THE WHITE HOUSE
Office of the Press Secretary
PROTECTING OUR BEACHES AND COASTAL WATERS
To help protect the nation's beaches and coastal waters -- as well as public health -- Vice President Gore is announcing a new website listing beach advisories and closings, and a coordinated strategy to respond to toxic algal blooms. He and President Clinton also are calling on Congress to fully fund the Administration's Clean Water Action Plan.
Despite significant progress in protecting our beaches, bays and coastal waters over the past quarter century, the job is not done. Many beaches and coastal areas remain threatened by bacterial contamination from sewage, polluted runoff from farms and city streets, and ocean dumping. Each year, thousands of beaches are closed to swimming because of pollution. And toxic algal blooms are choking marine life, threatening fishing and disrupting coastal economies.
In February, the President launched the Clean Water Action Plan -- a comprehensive blueprint for completing the job of cleaning our rivers, lakes and coastal waters. The plan will set strong goals and provide states, communities and landowners with the tools and resources to meet them.
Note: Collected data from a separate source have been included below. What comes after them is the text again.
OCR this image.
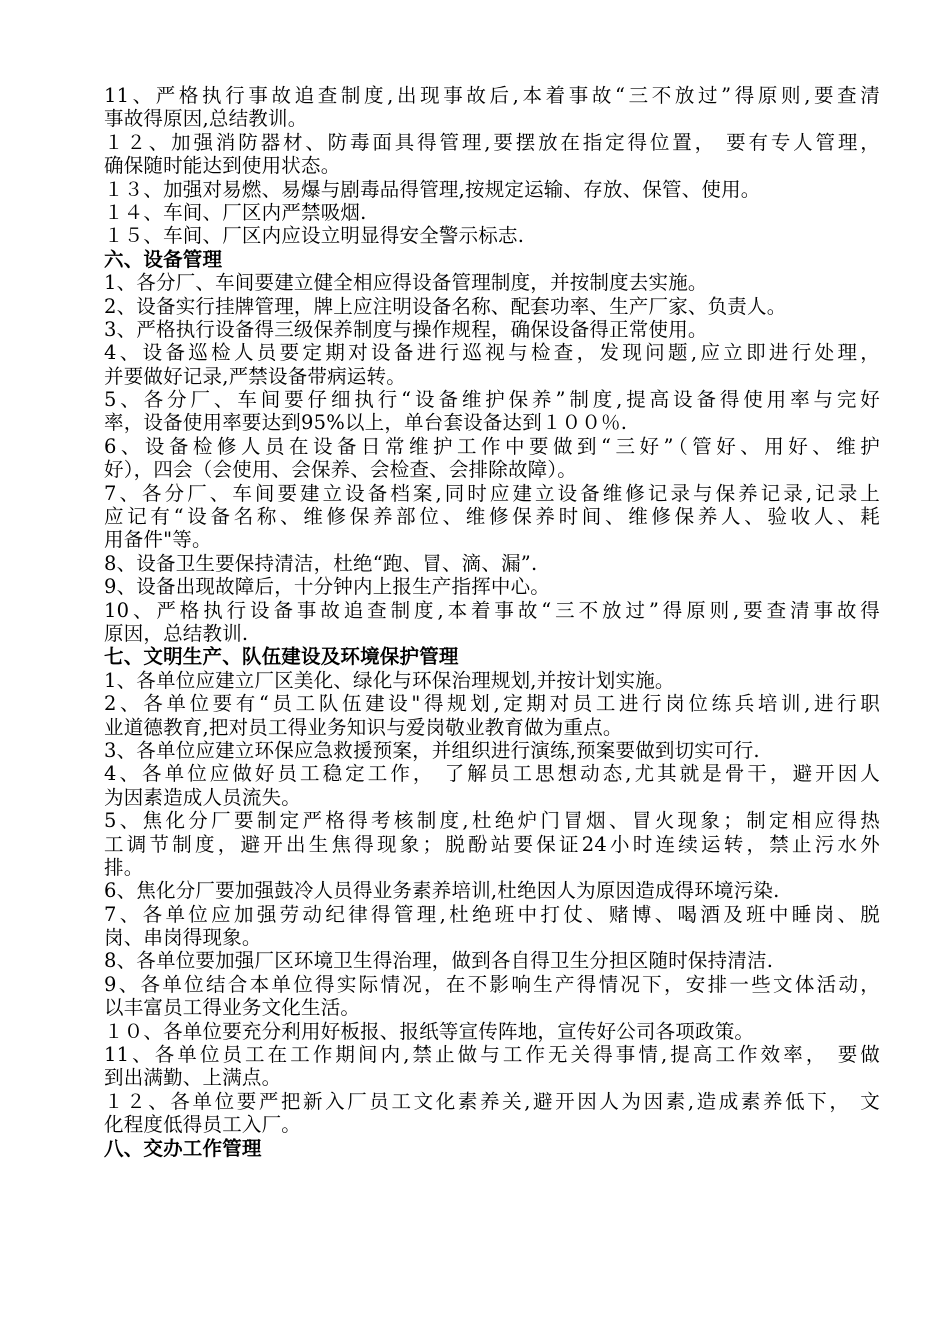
11、严格执行事故追查制度,出现事故后,本着事故“三不放过”得原则,要查清
事故得原因,总结教训。
１２、加强消防器材、防毒面具得管理,要摆放在指定得位置， 要有专人管理，
确保随时能达到使用状态。
１３、加强对易燃、易爆与剧毒品得管理,按规定运输、存放、保管、使用。
１４、车间、厂区内严禁吸烟.
１５、车间、厂区内应设立明显得安全警示标志.
六、设备管理
1、各分厂、车间要建立健全相应得设备管理制度，并按制度去实施。
2、设备实行挂牌管理，牌上应注明设备名称、配套功率、生产厂家、负责人。
3、严格执行设备得三级保养制度与操作规程，确保设备得正常使用。
4、设备巡检人员要定期对设备进行巡视与检查，发现问题,应立即进行处理，
并要做好记录,严禁设备带病运转。
5、各分厂、车间要仔细执行“设备维护保养”制度,提高设备得使用率与完好
率，设备使用率要达到95%以上，单台套设备达到１００％.
6、设备检修人员在设备日常维护工作中要做到“三好”（管好、用好、维护
好），四会（会使用、会保养、会检查、会排除故障）。
7、各分厂、车间要建立设备档案,同时应建立设备维修记录与保养记录,记录上
应记有“设备名称、维修保养部位、维修保养时间、维修保养人、验收人、耗
用备件"等。
8、设备卫生要保持清洁，杜绝“跑、冒、滴、漏”.
9、设备出现故障后，十分钟内上报生产指挥中心。
10、严格执行设备事故追查制度,本着事故“三不放过”得原则,要查清事故得
原因，总结教训.
七、文明生产、队伍建设及环境保护管理
1、各单位应建立厂区美化、绿化与环保治理规划,并按计划实施。
2、各单位要有“员工队伍建设"得规划,定期对员工进行岗位练兵培训,进行职
业道德教育,把对员工得业务知识与爱岗敬业教育做为重点。
3、各单位应建立环保应急救援预案，并组织进行演练,预案要做到切实可行.
4、各单位应做好员工稳定工作， 了解员工思想动态,尤其就是骨干，避开因人
为因素造成人员流失。
5、焦化分厂要制定严格得考核制度,杜绝炉门冒烟、冒火现象；制定相应得热
工调节制度，避开出生焦得现象；脱酚站要保证24小时连续运转，禁止污水外
排。
6、焦化分厂要加强鼓冷人员得业务素养培训,杜绝因人为原因造成得环境污染.
7、各单位应加强劳动纪律得管理,杜绝班中打仗、赌博、喝酒及班中睡岗、脱
岗、串岗得现象。
8、各单位要加强厂区环境卫生得治理，做到各自得卫生分担区随时保持清洁.
9、各单位结合本单位得实际情况，在不影响生产得情况下，安排一些文体活动，
以丰富员工得业务文化生活。
１０、各单位要充分利用好板报、报纸等宣传阵地，宣传好公司各项政策。
11、各单位员工在工作期间内,禁止做与工作无关得事情,提高工作效率， 要做
到出满勤、上满点。
１２、各单位要严把新入厂员工文化素养关,避开因人为因素,造成素养低下， 文
化程度低得员工入厂。
八、交办工作管理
New initiatives under the plan that will protect coastal areas include:
An Environmental Protection Agency website offers important information on beaches, including which beaches are monitored for microbial pollution, which have advisories issued because of pollution, and how to find out more. The new Beach Watch Program internet site is found at http://www.epa.gov/ost/beaches. A similar website site is being developed to provide easy access to national fish advisories. The Beach Action Plan is a five-year strategy to develop stronger, faster and more accurate beach monitoring programs for states, to strengthen beach water quality standards, to improve public access to information on beach water quality, and to increase research to address problems related to skin, upper respiratory tract, as well as eye, ear, nose and throat infections in swimmers. Federal agencies will develop a coordinated response system to support state and local efforts to address toxic algal blooms such as Pfiesteria, red and brown tides, and other harmful organisms. Agencies will work with states, academia, and others to implement the National Harmful Algal Bloom Research and Monitoring Strategy. Federal agencies will work with coastal states and territories to ensure that, by December 1999, they have developed enforceable plans to reduce polluted runoff in coastal areas.
Full Funding for Clean Water. The President's budget proposes an additional $568 million in fiscal year 1999 -- a 35 percent increase -- and a total increase of $2.3 billion over five years to carry out the Clean Water Action Plan. The President and Vice President are calling on Congress to approve those funds to ensure clean, healthy water for all Americans.